Open CChapmanbird opened 8 months ago

CChapmanbird commented 8 months ago

I'm interpolating a 3-dimensional regular surface with scale(interpolate(Espldata, BSpline(Cubic(<bc>))) where is either Line(OnGrid()) or Free(OnGrid()). I am confused by the below result, which is a 1D slice through the grid with the other two parameters being grid points. Why do the Free boundary conditions behave so poorly? My impression is that Free BCs are the same as not-a-knot (continuity in third derivative for second-last spline knot) but this is clearly not what is happening here.

image

mkitti commented 8 months ago

You've encountered https://en.wikipedia.org/wiki/Runge%27s_phenomenon

CChapmanbird commented 8 months ago

I have never seen such a bad case of it for not-a-knot cubic splines - especially for such a simple function. The true curve appears almost linear at the boundary but the cubic polynomial is totally different...

I suppose more nodes is the only answer?

mkitti commented 8 months ago

Perhaps. The reality is that you probably only need more nodes near the boundaries.

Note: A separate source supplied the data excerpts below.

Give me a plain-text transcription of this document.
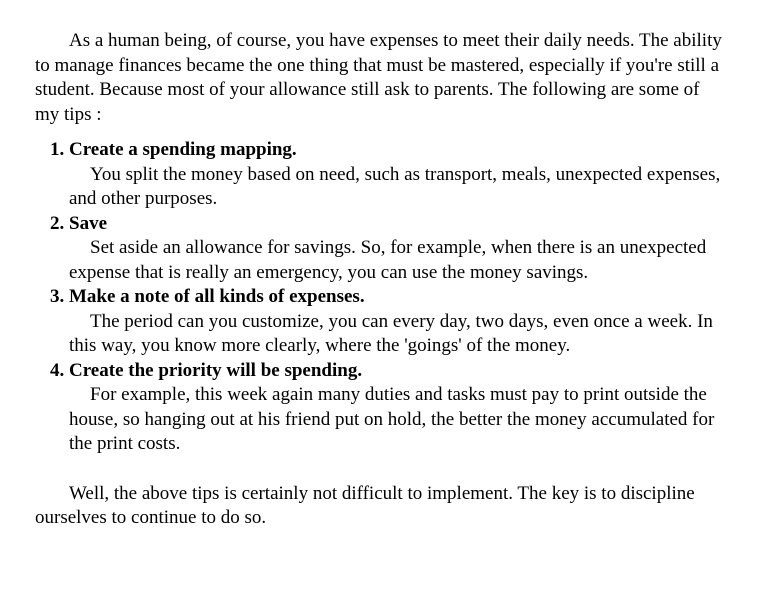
As a human being, of course, you have expenses to meet their daily needs. The ability to manage finances became the one thing that must be mastered, especially if you're still a student. Because most of your allowance still ask to parents. The following are some of my tips :

1. Create a spending mapping.
You split the money based on need, such as transport, meals, unexpected expenses, and other purposes.
2. Save
Set aside an allowance for savings. So, for example, when there is an unexpected expense that is really an emergency, you can use the money savings.
3. Make a note of all kinds of expenses.
The period can you customize, you can every day, two days, even once a week. In this way, you know more clearly, where the 'goings' of the money.
4. Create the priority will be spending.
For example, this week again many duties and tasks must pay to print outside the house, so hanging out at his friend put on hold, the better the money accumulated for the print costs.

Well, the above tips is certainly not difficult to implement. The key is to discipline ourselves to continue to do so.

true curve appears almost linear at the boundary

Have you tried Natural?

Also consider https://github.com/jipolanco/BSplineKit.jl https://github.com/JuliaApproximation/ApproxFun.jl

CChapmanbird commented 8 months ago

Thanks for the recommendations - I did not know about BSplineKit.jl.

I thought that Line is an alias for Natural? In the docs....

"The following boundary conditions are implemented: Flat, Line (alternatively, Natural), Free, Periodic and Reflect."